Comparison of frequency of genotypes carrying RANTES SNPs or the R4 haplotype between high-risk HIV-1-exposed but uninfected and HIV-1 seroconverters for EA (Left) and combined EA and AA (Right). Numbers above bars are the numbers of subjects in each group; * indicates a significant frequency difference (dominant model) by a two-sided Fisher's exact test.

Figure 3

Kaplan–Meier survival curves for progression to AIDS-1987 (a–d), CD4 < 200, AIDS related death comparing the influence of the RANTES In1.1C allele, and In1.1C-carrying haplotypes on progression to AIDS by HIV-1-infected EA (Left) and AA (Right). Cox model RH and Kaplan–Meier Wilcoxon P values comparing each variant genotype or haplotype to the no-In1.1C group are shown for each factor. (a and b) Rate of progression to AIDS-1987 based on In1.1C genotype: black, no In1.1C; blue, one copy; and purple, two copies of In1.1C for EA (a) and AA (b). (c–f) Rate of progression to AIDS partitioned according to In1.1C-containing haplotypes: black, no In1.1C; red, R3; green, R4; and orange, R5. (c and e) Progression of EA to AIDS-1987 (c) and CD4 < 200 (e). (d and f) Progression of AA to AIDS-1987 (d) and AIDS-related death (f).

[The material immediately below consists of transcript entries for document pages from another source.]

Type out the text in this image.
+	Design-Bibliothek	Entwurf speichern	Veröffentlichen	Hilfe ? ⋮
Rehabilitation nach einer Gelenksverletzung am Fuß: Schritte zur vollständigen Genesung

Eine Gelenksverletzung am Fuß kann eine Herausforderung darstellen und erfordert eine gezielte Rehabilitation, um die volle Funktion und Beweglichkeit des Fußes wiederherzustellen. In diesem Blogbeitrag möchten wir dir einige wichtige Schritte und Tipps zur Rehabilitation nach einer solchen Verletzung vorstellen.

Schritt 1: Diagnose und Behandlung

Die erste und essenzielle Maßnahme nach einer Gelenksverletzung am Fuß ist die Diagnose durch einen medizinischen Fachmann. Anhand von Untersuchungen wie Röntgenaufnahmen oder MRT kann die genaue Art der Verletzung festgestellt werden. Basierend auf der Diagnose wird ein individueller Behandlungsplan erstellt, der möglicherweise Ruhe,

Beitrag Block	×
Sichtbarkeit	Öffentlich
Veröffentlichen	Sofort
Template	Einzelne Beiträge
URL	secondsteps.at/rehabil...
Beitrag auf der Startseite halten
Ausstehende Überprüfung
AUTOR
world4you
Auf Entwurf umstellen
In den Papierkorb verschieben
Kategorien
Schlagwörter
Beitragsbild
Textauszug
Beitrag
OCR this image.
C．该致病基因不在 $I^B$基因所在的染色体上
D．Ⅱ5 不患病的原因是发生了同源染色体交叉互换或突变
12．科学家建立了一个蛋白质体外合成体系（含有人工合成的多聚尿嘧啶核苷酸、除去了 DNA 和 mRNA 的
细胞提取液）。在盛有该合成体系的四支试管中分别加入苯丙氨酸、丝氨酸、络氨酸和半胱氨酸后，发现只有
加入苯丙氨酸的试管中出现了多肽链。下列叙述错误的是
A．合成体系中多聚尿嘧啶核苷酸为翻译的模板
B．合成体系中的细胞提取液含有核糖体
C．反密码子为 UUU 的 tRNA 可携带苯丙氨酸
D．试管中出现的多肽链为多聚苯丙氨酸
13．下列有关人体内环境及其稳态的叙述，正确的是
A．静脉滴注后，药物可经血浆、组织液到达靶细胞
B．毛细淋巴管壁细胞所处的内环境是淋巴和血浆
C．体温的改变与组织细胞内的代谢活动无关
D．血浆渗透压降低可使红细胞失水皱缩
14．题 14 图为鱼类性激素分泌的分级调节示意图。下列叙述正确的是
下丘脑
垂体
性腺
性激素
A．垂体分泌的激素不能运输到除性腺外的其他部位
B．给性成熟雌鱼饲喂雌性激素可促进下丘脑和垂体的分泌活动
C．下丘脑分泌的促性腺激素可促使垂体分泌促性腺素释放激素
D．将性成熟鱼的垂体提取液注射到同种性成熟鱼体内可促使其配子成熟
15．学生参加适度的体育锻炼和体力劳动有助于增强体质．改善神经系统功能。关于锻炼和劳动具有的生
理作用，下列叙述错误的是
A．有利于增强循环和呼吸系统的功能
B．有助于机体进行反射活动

Subjects carrying two different In1.1C haplotypes (two EA and six AA) are omitted.

Figure 4

Defined disease category analysis of RANTES In1.1C and the In1.1C-carrying R3 haplotype comparing slow versus rapid progressors to AIDS-1987 and AIDS-related death. Bars show frequencies of homozygotes (black) and heterozygotes (gray) for In1.1C or the R3 haplotype in the slow and rapid groups for AA (Left), EA (Center), and combined ethnic groups (Right). Number of subjects considered and significance for a codominant model by Fisher's exact test are indicated (*, P < 0.05; **; P < 0.01; ***, P < 0.001; ****, P < 0.0001).